Sunday, April 20, 2008

Head Legal Counsel refuses to work with SESJ

Despite being told the fact that working up to our meeting on Wednesday with President Dennison we would be able to work with Vice President Foley, Provost Engstrom, and Head Legal Counsel David Aronofsky on drafting a conditional letter of support* for the DSP, SESJ received word via email stating that

"After your refusal to leave the building yesteday requiring your arrest I am not going to work with you at all any further unless and until President Dennison requests it. Deliberate violations of the law, even for causes one sincerely believes in, do not warrant University of Montana cooperation and I do not spend time with lawbreakers when I have plenty of other work to do."

David Aronofsky
UM Legal Counsel

*A conditional letter of support would state that the University of Montana supports the morals and principles of the Designated Suppliers Program and when the program receives a positive letter from the Department of Justice stating that the DSP doesn't break any anti-trust laws the University of Montana will participate. This is not a legally binding document. This letter would also allow UM to be part of DSP working group meetings.

2 comments:

James Douglas said...
This comment has been removed by the author.
James Douglas said...

This an oddly popular opinion considering its lack of thoroughness. David seems to make no distinction between criminal and civil disobedience.
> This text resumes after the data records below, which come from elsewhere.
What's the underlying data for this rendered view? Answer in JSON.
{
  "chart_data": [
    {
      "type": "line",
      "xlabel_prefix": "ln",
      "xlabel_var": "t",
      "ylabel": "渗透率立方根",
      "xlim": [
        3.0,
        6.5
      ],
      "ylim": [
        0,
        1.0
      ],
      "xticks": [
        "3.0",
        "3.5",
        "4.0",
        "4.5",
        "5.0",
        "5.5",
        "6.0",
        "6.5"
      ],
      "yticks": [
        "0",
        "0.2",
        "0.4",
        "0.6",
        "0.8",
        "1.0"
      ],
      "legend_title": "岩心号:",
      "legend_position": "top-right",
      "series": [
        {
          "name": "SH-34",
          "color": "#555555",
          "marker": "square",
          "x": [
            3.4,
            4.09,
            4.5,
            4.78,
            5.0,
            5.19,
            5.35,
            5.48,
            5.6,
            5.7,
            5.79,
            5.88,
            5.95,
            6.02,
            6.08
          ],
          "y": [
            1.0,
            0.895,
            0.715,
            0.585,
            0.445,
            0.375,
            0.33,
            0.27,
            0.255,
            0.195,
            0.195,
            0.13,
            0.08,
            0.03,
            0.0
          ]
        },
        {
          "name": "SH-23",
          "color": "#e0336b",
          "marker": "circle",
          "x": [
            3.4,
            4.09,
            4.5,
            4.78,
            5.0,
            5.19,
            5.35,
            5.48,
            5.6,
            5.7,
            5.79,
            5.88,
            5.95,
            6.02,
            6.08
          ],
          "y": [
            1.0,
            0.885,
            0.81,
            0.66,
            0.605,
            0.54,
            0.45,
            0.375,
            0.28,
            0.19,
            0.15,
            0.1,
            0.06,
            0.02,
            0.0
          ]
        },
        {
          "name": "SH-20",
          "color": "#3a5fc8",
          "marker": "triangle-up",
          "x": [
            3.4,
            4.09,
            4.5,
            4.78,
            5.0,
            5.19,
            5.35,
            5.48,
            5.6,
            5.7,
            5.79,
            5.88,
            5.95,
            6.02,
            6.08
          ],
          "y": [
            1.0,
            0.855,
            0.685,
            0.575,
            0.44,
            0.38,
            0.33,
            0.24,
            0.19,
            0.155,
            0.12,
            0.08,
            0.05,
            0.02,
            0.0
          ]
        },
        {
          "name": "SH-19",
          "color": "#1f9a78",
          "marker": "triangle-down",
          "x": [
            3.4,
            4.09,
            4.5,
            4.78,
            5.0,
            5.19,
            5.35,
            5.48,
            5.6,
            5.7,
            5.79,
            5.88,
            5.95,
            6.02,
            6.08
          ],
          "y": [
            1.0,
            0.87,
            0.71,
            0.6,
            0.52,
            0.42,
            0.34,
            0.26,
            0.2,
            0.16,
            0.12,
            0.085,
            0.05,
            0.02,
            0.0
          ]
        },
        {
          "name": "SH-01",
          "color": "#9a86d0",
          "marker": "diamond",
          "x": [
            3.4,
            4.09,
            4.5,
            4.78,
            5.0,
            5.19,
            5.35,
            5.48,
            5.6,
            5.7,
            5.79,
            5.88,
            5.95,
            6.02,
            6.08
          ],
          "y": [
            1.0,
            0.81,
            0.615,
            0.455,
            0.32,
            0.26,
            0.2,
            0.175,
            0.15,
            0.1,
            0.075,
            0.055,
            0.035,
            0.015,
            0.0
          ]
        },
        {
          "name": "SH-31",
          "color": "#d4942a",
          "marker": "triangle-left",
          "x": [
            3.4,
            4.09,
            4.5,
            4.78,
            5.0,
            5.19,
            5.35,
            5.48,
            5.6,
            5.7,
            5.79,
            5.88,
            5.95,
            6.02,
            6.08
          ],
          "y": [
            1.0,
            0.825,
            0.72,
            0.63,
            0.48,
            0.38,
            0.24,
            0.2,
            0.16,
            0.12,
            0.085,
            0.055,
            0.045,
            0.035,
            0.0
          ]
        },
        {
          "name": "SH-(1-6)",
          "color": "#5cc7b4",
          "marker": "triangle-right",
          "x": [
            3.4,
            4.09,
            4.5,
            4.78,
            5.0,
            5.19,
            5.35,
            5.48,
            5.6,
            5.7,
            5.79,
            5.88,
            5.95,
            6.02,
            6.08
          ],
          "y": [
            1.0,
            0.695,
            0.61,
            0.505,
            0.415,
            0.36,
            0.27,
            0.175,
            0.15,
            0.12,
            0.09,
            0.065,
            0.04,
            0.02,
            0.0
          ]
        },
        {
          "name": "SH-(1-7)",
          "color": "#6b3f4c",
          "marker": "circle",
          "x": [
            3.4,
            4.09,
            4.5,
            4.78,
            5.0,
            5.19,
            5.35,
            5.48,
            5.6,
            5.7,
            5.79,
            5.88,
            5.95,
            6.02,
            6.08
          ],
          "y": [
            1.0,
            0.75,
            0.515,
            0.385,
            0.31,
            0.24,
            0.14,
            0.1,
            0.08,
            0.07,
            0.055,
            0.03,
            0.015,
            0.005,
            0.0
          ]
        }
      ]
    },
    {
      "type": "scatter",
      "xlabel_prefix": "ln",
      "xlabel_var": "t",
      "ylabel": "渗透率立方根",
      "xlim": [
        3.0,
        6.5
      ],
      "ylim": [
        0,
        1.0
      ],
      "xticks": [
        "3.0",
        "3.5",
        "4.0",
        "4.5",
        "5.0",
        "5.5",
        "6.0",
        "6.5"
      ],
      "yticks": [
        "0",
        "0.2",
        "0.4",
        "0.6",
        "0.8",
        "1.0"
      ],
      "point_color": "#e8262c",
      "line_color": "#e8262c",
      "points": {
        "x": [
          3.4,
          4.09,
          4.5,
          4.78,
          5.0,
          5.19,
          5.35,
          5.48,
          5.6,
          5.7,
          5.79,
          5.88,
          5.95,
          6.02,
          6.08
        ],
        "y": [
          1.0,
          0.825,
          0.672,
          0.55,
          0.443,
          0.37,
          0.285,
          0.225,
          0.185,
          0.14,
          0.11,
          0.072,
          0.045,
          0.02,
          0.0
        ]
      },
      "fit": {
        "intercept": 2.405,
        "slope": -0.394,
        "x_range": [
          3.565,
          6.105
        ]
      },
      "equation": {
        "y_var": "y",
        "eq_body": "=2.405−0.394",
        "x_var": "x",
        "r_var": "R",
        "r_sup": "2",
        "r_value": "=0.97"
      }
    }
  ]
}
Civil disobedience has been used for ages to break laws in a non-criminal manner for that which is just. I think it's a silly simplistic tactic to refuse to discuss because someone is "breaking the law". That is, breaking the letter of the law. But, ultimately not the spirit assuming that law is in place to make the world better.

I see a contradiction when the administration does business with companies that break laws (both legislative and moral laws) criminally (trying to get away with it and genuinely hurting people) yet refuses to talk to people who are working for so clearly something good in the world and doing it in a good way.

Maybe this practice of choosing certain groups to work with has led the university to its current apparently bad understanding of that which is good and that which is bad?